When doing setup just go past the page asking for user info, either attach USB to computer to download Sentinel off Uniden's web site. I did not use Sentinel. A better choice would be Scancat. Sentinel will not run properly in XPpro, especially if you have a lot of drivers loading. I strongly suggest you install into Win 7-8.1. I have seen issues involving corruption of the sd card, especially if nimh batteries are nit loaded. An AC failure seems to corrupt some cards. Honestly,the radio is fine with original firmware. So, if you have no laptop handy, use as is. The clarity of digital signals is better then on my 396. Now the bad- get an extendable whip antenna and toss the rubber duckie.
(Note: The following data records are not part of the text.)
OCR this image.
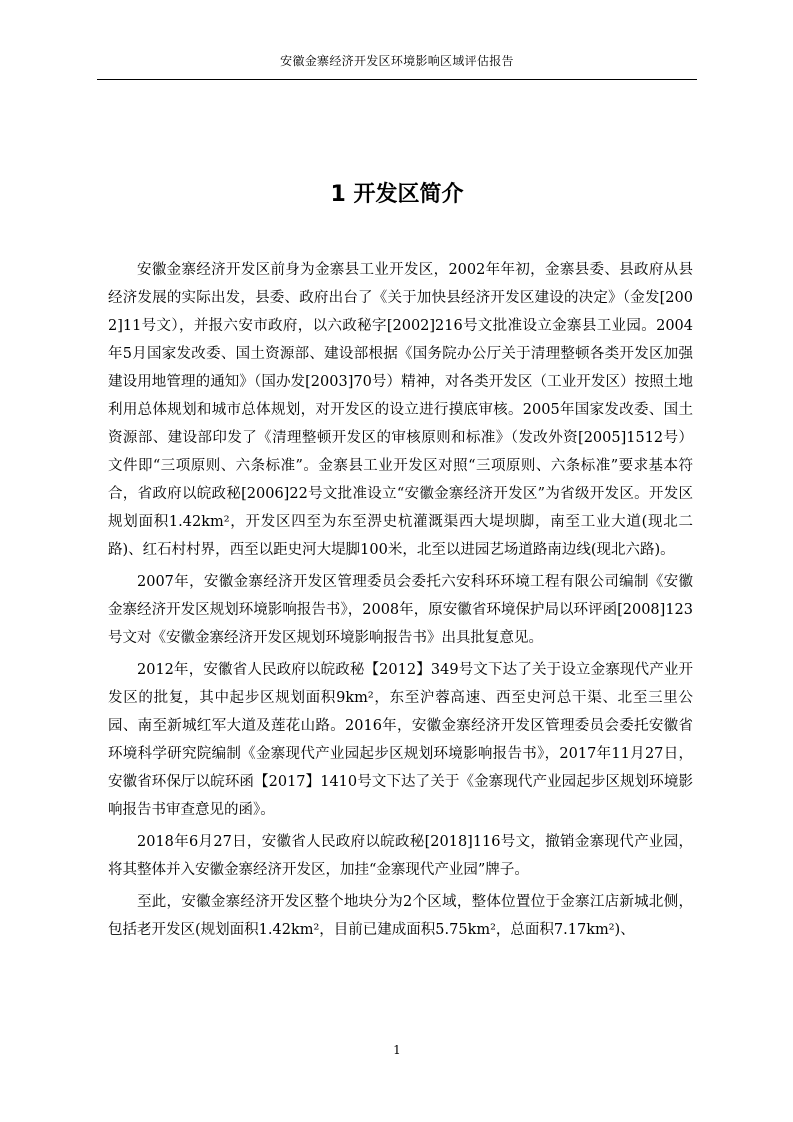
安徽金寨经济开发区环境影响区域评估报告
1 开发区简介

安徽金寨经济开发区前身为金寨县工业开发区，2002年年初，金寨县委、县政府从县经济发展的实际出发，县委、政府出台了《关于加快县经济开发区建设的决定》（金发[2002]11号文），并报六安市政府，以六政秘字[2002]216号文批准设立金寨县工业园。2004年5月国家发改委、国土资源部、建设部根据《国务院办公厅关于清理整顿各类开发区加强建设用地管理的通知》（国办发[2003]70号）精神，对各类开发区（工业开发区）按照土地利用总体规划和城市总体规划，对开发区的设立进行摸底审核。2005年国家发改委、国土资源部、建设部印发了《清理整顿开发区的审核原则和标准》（发改外资[2005]1512号）文件即“三项原则、六条标准”。金寨县工业开发区对照“三项原则、六条标准”要求基本符合，省政府以皖政秘[2006]22号文批准设立“安徽金寨经济开发区”为省级开发区。开发区规划面积1.42km²，开发区四至为东至淠史杭灌溉渠西大堤坝脚，南至工业大道(现北二路)、红石村村界，西至以距史河大堤脚100米，北至以进园艺场道路南边线(现北六路)。

2007年，安徽金寨经济开发区管理委员会委托六安科环环境工程有限公司编制《安徽金寨经济开发区规划环境影响报告书》，2008年，原安徽省环境保护局以环评函[2008]123号文对《安徽金寨经济开发区规划环境影响报告书》出具批复意见。

2012年，安徽省人民政府以皖政秘【2012】349号文下达了关于设立金寨现代产业开发区的批复，其中起步区规划面积9km²，东至沪蓉高速、西至史河总干渠、北至三里公园、南至新城红军大道及莲花山路。2016年，安徽金寨经济开发区管理委员会委托安徽省环境科学研究院编制《金寨现代产业园起步区规划环境影响报告书》，2017年11月27日，安徽省环保厅以皖环函【2017】1410号文下达了关于《金寨现代产业园起步区规划环境影响报告书审查意见的函》。

2018年6月27日，安徽省人民政府以皖政秘[2018]116号文，撤销金寨现代产业园，将其整体并入安徽金寨经济开发区，加挂“金寨现代产业园”牌子。

至此，安徽金寨经济开发区整个地块分为2个区域，整体位置位于金寨江店新城北侧，包括老开发区(规划面积1.42km²，目前已建成面积5.75km²，总面积7.17km²)、

1
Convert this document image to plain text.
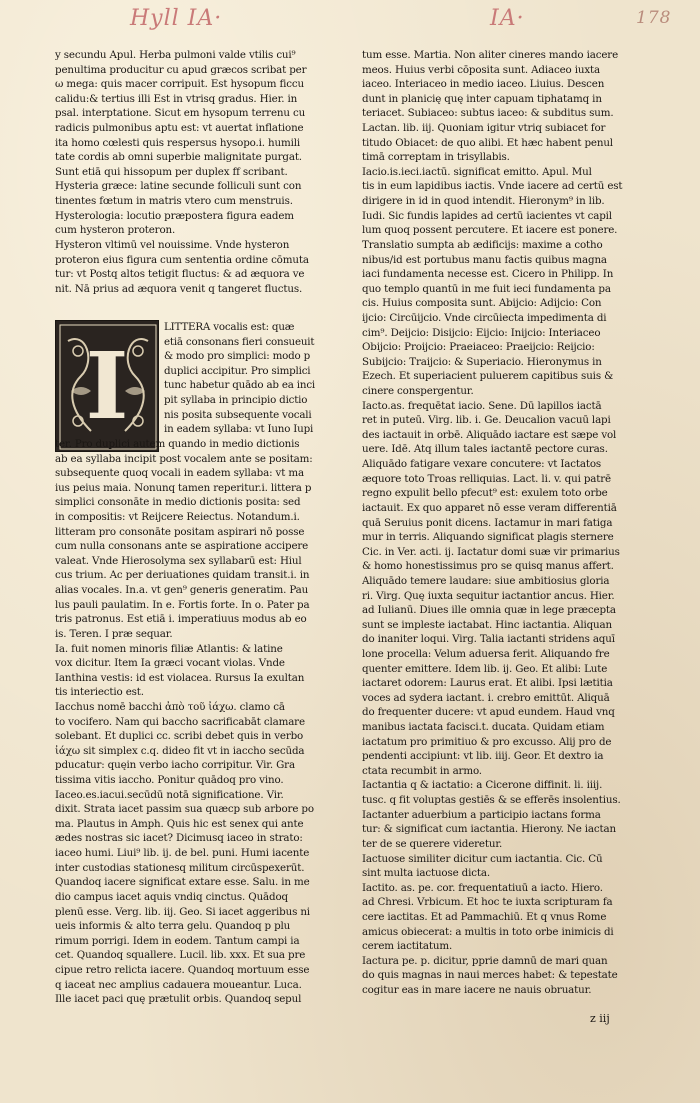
Hyll IA·	IA·	178
y secundu Apul. Herba pulmoni valde vtilis cui⁹
penultima producitur cu apud græcos scribat per
ω mega: quis macer corripuit. Est hysopum ficcu
calidu:& tertius illi Est in vtrisq gradus. Hier. in
psal. interptatione. Sicut em hysopum terrenu cu
radicis pulmonibus aptu est: vt auertat inflatione
ita homo cœlesti quis respersus hysopo.i. humili
tate cordis ab omni superbie malignitate purgat.
Sunt etiā qui hissopum per duplex ff scribant.
Hysteria græce: latine secunde folliculi sunt con
tinentes fœtum in matris vtero cum menstruis.
Hysterologia: locutio præpostera figura eadem
cum hysteron proteron.
Hysteron vltimū vel nouissime. Vnde hysteron
proteron eius figura cum sententia ordine cōmuta
tur: vt Postq altos tetigit fluctus: & ad æquora ve
nit. Nā prius ad æquora venit q tangeret fluctus.
I
LITTERA vocalis est: quæ
etiā consonans fieri consueuit
& modo pro simplici: modo p
duplici accipitur. Pro simplici
tunc habetur quādo ab ea inci
pit syllaba in principio dictio
nis posita subsequente vocali
in eadem syllaba: vt Iuno Iupi
ter. Pro duplici autem quando in medio dictionis
ab ea syllaba incipit post vocalem ante se positam:
subsequente quoq vocali in eadem syllaba: vt ma
ius peius maia. Nonunq tamen reperitur.i. littera p
simplici consonāte in medio dictionis posita: sed
in compositis: vt Reijcere Reiectus. Notandum.i.
litteram pro consonāte positam aspirari nō posse
cum nulla consonans ante se aspiratione accipere
valeat. Vnde Hierosolyma sex syllabarū est: Hiul
cus trium. Ac per deriuationes quidam transit.i. in
alias vocales. In.a. vt gen⁹ generis generatim. Pau
lus pauli paulatim. In e. Fortis forte. In o. Pater pa
tris patronus. Est etiā i. imperatiuus modus ab eo
is. Teren. I præ sequar.
Ia. fuit nomen minoris filiæ Atlantis: & latine
vox dicitur. Item Ia græci vocant violas. Vnde
Ianthina vestis: id est violacea. Rursus Ia exultan
tis interiectio est.
Iacchus nomē bacchi ἀπὸ τοῦ ἰάχω. clamo cā
to vocifero. Nam qui baccho sacrificabāt clamare
solebant. Et duplici cc. scribi debet quis in verbo
ἰάχω sit simplex c.q. dideo fit vt in iaccho secūda
pducatur: quęin verbo iacho corripitur. Vir. Gra
tissima vitis iaccho. Ponitur quādoq pro vino.
Iaceo.es.iacui.secūdū notā significatione. Vir.
dixit. Strata iacet passim sua quæcp sub arbore po
ma. Plautus in Amph. Quis hic est senex qui ante
ædes nostras sic iacet? Dicimusq iaceo in strato:
iaceo humi. Liui⁹ lib. ij. de bel. puni. Humi iacente
inter custodias stationesq militum circūspexerūt.
Quandoq iacere significat extare esse. Salu. in me
dio campus iacet aquis vndiq cinctus. Quādoq
plenū esse. Verg. lib. iij. Geo. Si iacet aggeribus ni
ueis informis & alto terra gelu. Quandoq p plu
rimum porrigi. Idem in eodem. Tantum campi ia
cet. Quandoq squallere. Lucil. lib. xxx. Et sua pre
cipue retro relicta iacere. Quandoq mortuum esse
q iaceat nec amplius cadauera moueantur. Luca.
Ille iacet paci quę prætulit orbis. Quandoq sepul
tum esse. Martia. Non aliter cineres mando iacere
meos. Huius verbi cōposita sunt. Adiaceo iuxta
iaceo. Interiaceo in medio iaceo. Liuius. Descen
dunt in planicię quę inter capuam tiphatamq in
teriacet. Subiaceo: subtus iaceo: & subditus sum.
Lactan. lib. iij. Quoniam igitur vtriq subiacet for
titudo Obiacet: de quo alibi. Et hæc habent penul
timā correptam in trisyllabis.
Iacio.is.ieci.iactū. significat emitto. Apul. Mul
tis in eum lapidibus iactis. Vnde iacere ad certū est
dirigere in id in quod intendit. Hieronym⁹ in lib.
Iudi. Sic fundis lapides ad certū iacientes vt capil
lum quoq possent percutere. Et iacere est ponere.
Translatio sumpta ab ædificijs: maxime a cotho
nibus/id est portubus manu factis quibus magna
iaci fundamenta necesse est. Cicero in Philipp. In
quo templo quantū in me fuit ieci fundamenta pa
cis. Huius composita sunt. Abijcio: Adijcio: Con
ijcio: Circūijcio. Vnde circūiecta impedimenta di
cim⁹. Deijcio: Disijcio: Eijcio: Inijcio: Interiaceo
Obijcio: Proijcio: Praeiaceo: Praeijcio: Reijcio:
Subijcio: Traijcio: & Superiacio. Hieronymus in
Ezech. Et superiacient puluerem capitibus suis &
cinere conspergentur.
Iacto.as. frequētat iacio. Sene. Dū lapillos iactā
ret in puteū. Virg. lib. i. Ge. Deucalion vacuū lapi
des iactauit in orbē. Aliquādo iactare est sæpe vol
uere. Idē. Atq illum tales iactantē pectore curas.
Aliquādo fatigare vexare concutere: vt Iactatos
æquore toto Troas relliquias. Lact. li. v. qui patrē
regno expulit bello pfecut⁹ est: exulem toto orbe
iactauit. Ex quo apparet nō esse veram differentiā
quā Seruius ponit dicens. Iactamur in mari fatiga
mur in terris. Aliquando significat plagis sternere
Cic. in Ver. acti. ij. Iactatur domi suæ vir primarius
& homo honestissimus pro se quisq manus affert.
Aliquādo temere laudare: siue ambitiosius gloria
ri. Virg. Quę iuxta sequitur iactantior ancus. Hier.
ad Iulianū. Diues ille omnia quæ in lege præcepta
sunt se impleste iactabat. Hinc iactantia. Aliquan
do inaniter loqui. Virg. Talia iactanti stridens aquī
lone procella: Velum aduersa ferit. Aliquando fre
quenter emittere. Idem lib. ij. Geo. Et alibi: Lute
iactaret odorem: Laurus erat. Et alibi. Ipsi lætitia
voces ad sydera iactant. i. crebro emittūt. Aliquā
do frequenter ducere: vt apud eundem. Haud vnq
manibus iactata facisci.t. ducata. Quidam etiam
iactatum pro primitiuo & pro excusso. Alij pro de
pendenti accipiunt: vt lib. iiij. Geor. Et dextro ia
ctata recumbit in armo.
Iactantia q & iactatio: a Cicerone diffinit. li. iiij.
tusc. q fit voluptas gestiēs & se efferēs insolentius.
Iactanter aduerbium a participio iactans forma
tur: & significat cum iactantia. Hierony. Ne iactan
ter de se querere videretur.
Iactuose similiter dicitur cum iactantia. Cic. Cū
sint multa iactuose dicta.
Iactito. as. pe. cor. frequentatiuū a iacto. Hiero.
ad Chresi. Vrbicum. Et hoc te iuxta scripturam fa
cere iactitas. Et ad Pammachiū. Et q vnus Rome
amicus obiecerat: a multis in toto orbe inimicis di
cerem iactitatum.
Iactura pe. p. dicitur, pprie damnū de mari quan
do quis magnas in naui merces habet: & tepestate
cogitur eas in mare iacere ne nauis obruatur.
z iij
Universal has a fine antenna with the correct sma connector and swivel. Consider getting a Uniden extension speaker, especially in autos. The gps option automatically changes freq. depending on location. Be gentle installing the two connectors to the radio. Jacks have been reported to fail when excessive presure is applied. The gps uses a very
clunky interface needing a separate power connection. I would recommend not leaving scanner on dashboard in summer. I have not encountered any software bugs with original firmware. The ver. 2 has a charge indicator on the front panel. The scanner is currently overpriced. If you don't need it now, wait until the prices come down. For the average listener, the zip code feature issuperb. I had to pay to program previous Unidn's. They were terrible even using scanning software. I would've given five stars, except for the price. ADVOCATE USE REPORT- after living with the HPII, I become more impressed everyday. The scanner was so easy to setup. No computer required. Tone quality superb even on APCO 25 phase one. The scanner also decode phase 2 being used in some large cities. This is first trunk tracking HP. Graphics in color are EXCELLENT. Sensitivity excellent. Setup SUPERB. If you use matching speaker, sound is fantastic. You can alter to exact mile away from transmitter that you will receive.
Start with zip code. Then go into menu and fine tune distance. All the negative issues concerning jacks failing is not really correct, at least on my sample. You do not have to immediately use a computer. You don't have to enter your info. Bypass these screens and enjoy. I was particulary impressed by clear reception from other counties. I do recommend you dump the rubber duckie. Universal sells a superb telescopic whip that cones with a swivel sma plug. You can use and charge, if you AC adapter is rated 1 amp @5v. Next use test will be new uniden trunking five handheld.